Physik ist magisch, man kann aus Spulen, Kondensatoren und Widerständen ein elektronisches Musikinstrument bauen und dann mit der Hand berührungslos die Tonhöhe bestimmen. Vorausgesetzt man hat akkurat und planvoll gearbeitet. „Wir haben gestern unsere erste Platine gelötet, das war ziemlich anstrengend, weil wir auch falsche Widerstände eingebaut haben, die wir dann wieder rauslöten mussten“, erzählt Gosia. Die 17-Jährige sitzt eine Woche vor den Sommerferien im gut gefüllten Physikraum des Lisa-Meitner-Gymnasiums. Es ist Projektwoche, jedes Oberstufenprofil hat ein anderes Thema. Physiklehrerin Anika Vogel hat vor sechs Jahren das „Theremin“ in den Ring geworfen, seitdem wurde die Aufgabenstellung ständig verfeinert. Im Hintergrund arbeitet ein gelernter Radio- und Fernsehtechniker mit: Es ist Vogels Vater.
Theremin: Zum Heulen schön
Den Anstoß gab ein Musiklehrer: Ob Vogel nicht mal einen Theremin löten könne, die Geräte seien teuer, aber es gebe Anleitungen im Internet. Das musste die Physikerin erst mal googeln, dann englischsprachige Bauanleitungen für ihren Vater und seinen ersten Prototypen übersetzen: „Der Wunsch war, so wenig integrierte Bauteile wie möglich zu verwenden, damit die Schüler auch verstehen, was sie bauen.“ Das allerdings ist ein hohes Ziel. Drei Platinen werden benötigt, die Schüler bohren, planen und löten selbst, nur die erste Platine ist schon vorgefertigt: „Das ist wie Malen nach Zahlen“, erklärt Vogel. Für die anderen beiden Schwingkreise gibt es lediglich einen Bauplan. „Das Schaltungslayout müssen die Schüler selbst erfinden.“
Plan B: Selbstorganisation ist gefragt
Der Tisch von Gosia ist da einen großen Schritt weiter: Jeweils eine Gruppe von rund sechs Schülern hat sich entweder um Plan A oder B gekümmert, damit stehen jetzt die Schaltungslayouts und müssen „nur“ noch nachgebaut werden. „Es ist nicht vorgeschrieben, wie wir arbeiten“, erklärt Alma. Jeder Profilschüler soll am Ende sein Theremin mit nach Hause nehmen. „Aber als Gruppe findet man die Fehler schneller.“ Die 17-Jährige hat eine Liste technischer Daten auf ihrem Schreibblock notiert, nun holt sie die entsprechenden Bauteile aus dem Schubladenmagazin und steckt diese durch das Papier: So geht nichts verloren. Wenn Alma alles richtig gesteckt, gelötet und die Funktionalität am Oszilloskop überprüft hat, darf sie auf der Tafel einen zweiten Haken hinter ihrem Namen machen – und zwei von drei Platinen sind fertig.
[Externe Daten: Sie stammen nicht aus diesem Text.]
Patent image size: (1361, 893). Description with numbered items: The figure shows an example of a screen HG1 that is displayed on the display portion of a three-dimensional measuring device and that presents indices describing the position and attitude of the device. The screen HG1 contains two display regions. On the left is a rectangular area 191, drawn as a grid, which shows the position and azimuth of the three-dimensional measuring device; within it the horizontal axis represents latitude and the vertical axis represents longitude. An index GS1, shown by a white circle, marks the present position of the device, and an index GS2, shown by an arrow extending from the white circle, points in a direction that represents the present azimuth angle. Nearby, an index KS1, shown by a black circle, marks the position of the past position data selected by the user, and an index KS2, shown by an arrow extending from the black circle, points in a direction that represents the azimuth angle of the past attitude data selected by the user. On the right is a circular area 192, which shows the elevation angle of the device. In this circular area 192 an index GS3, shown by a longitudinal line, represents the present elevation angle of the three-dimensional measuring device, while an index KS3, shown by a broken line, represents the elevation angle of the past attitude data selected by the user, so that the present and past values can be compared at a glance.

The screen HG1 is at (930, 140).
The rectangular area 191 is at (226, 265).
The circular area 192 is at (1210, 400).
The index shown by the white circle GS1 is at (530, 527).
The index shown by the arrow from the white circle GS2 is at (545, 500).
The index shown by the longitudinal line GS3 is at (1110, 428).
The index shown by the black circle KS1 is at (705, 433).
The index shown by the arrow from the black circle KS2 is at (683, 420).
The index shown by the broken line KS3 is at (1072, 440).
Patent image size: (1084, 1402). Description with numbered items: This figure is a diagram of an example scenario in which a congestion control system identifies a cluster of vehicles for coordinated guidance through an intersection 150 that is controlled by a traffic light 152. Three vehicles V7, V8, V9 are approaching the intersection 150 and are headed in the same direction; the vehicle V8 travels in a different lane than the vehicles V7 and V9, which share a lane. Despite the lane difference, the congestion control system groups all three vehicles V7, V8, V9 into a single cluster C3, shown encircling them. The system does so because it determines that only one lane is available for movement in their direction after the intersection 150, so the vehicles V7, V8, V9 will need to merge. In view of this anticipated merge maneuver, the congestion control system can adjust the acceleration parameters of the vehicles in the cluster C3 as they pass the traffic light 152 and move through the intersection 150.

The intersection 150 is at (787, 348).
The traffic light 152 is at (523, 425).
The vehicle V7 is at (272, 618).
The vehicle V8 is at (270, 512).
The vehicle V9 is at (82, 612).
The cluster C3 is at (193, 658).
Fass ohne Boden: Eine Woche voller Physik reicht nicht
Lernen, sich selbst zu organisieren, das gehört zur Arbeitswelt von morgen. Es hat aber auch ganz praktische Gründe, warum Anika Vogel moderne Managementtools einbindet: „Es ist schon eine Herausforderung, so ein Projekt mit 25 Leuten zu machen.“ Dass es so viele Anmeldungen im Physikprofil gab, liegt an den Mädchen: 13 Schülerinnen haben es gewählt, die meisten haben vorher die naturwissenschaftliche Profilklasse in der Mittelstufe besucht. So auch Gosia: „Physik beschäftigt mich einfach mehr als Geschichte oder PGW – es geht auch um das Verstehen der Welt, Gravitation und Schwarze Löcher.“ In der letzten Projektwoche hat Gosia einen Synthesizer gebaut, jetzt ist das Theremin dran. Es schlägt auch viele Abiturienten in den Bann, zurück in die Schulphysik, wo Henri gerade erklärt, wie die außerirdischen Klänge von Hand erzeugt werden. „Man hat mehrere elektronische Schwingkreise, einer ist an die Antenne angeschlossen.“ Der Abstand zwischen Hand und Antenne sei dabei tonangebend. It’s magic!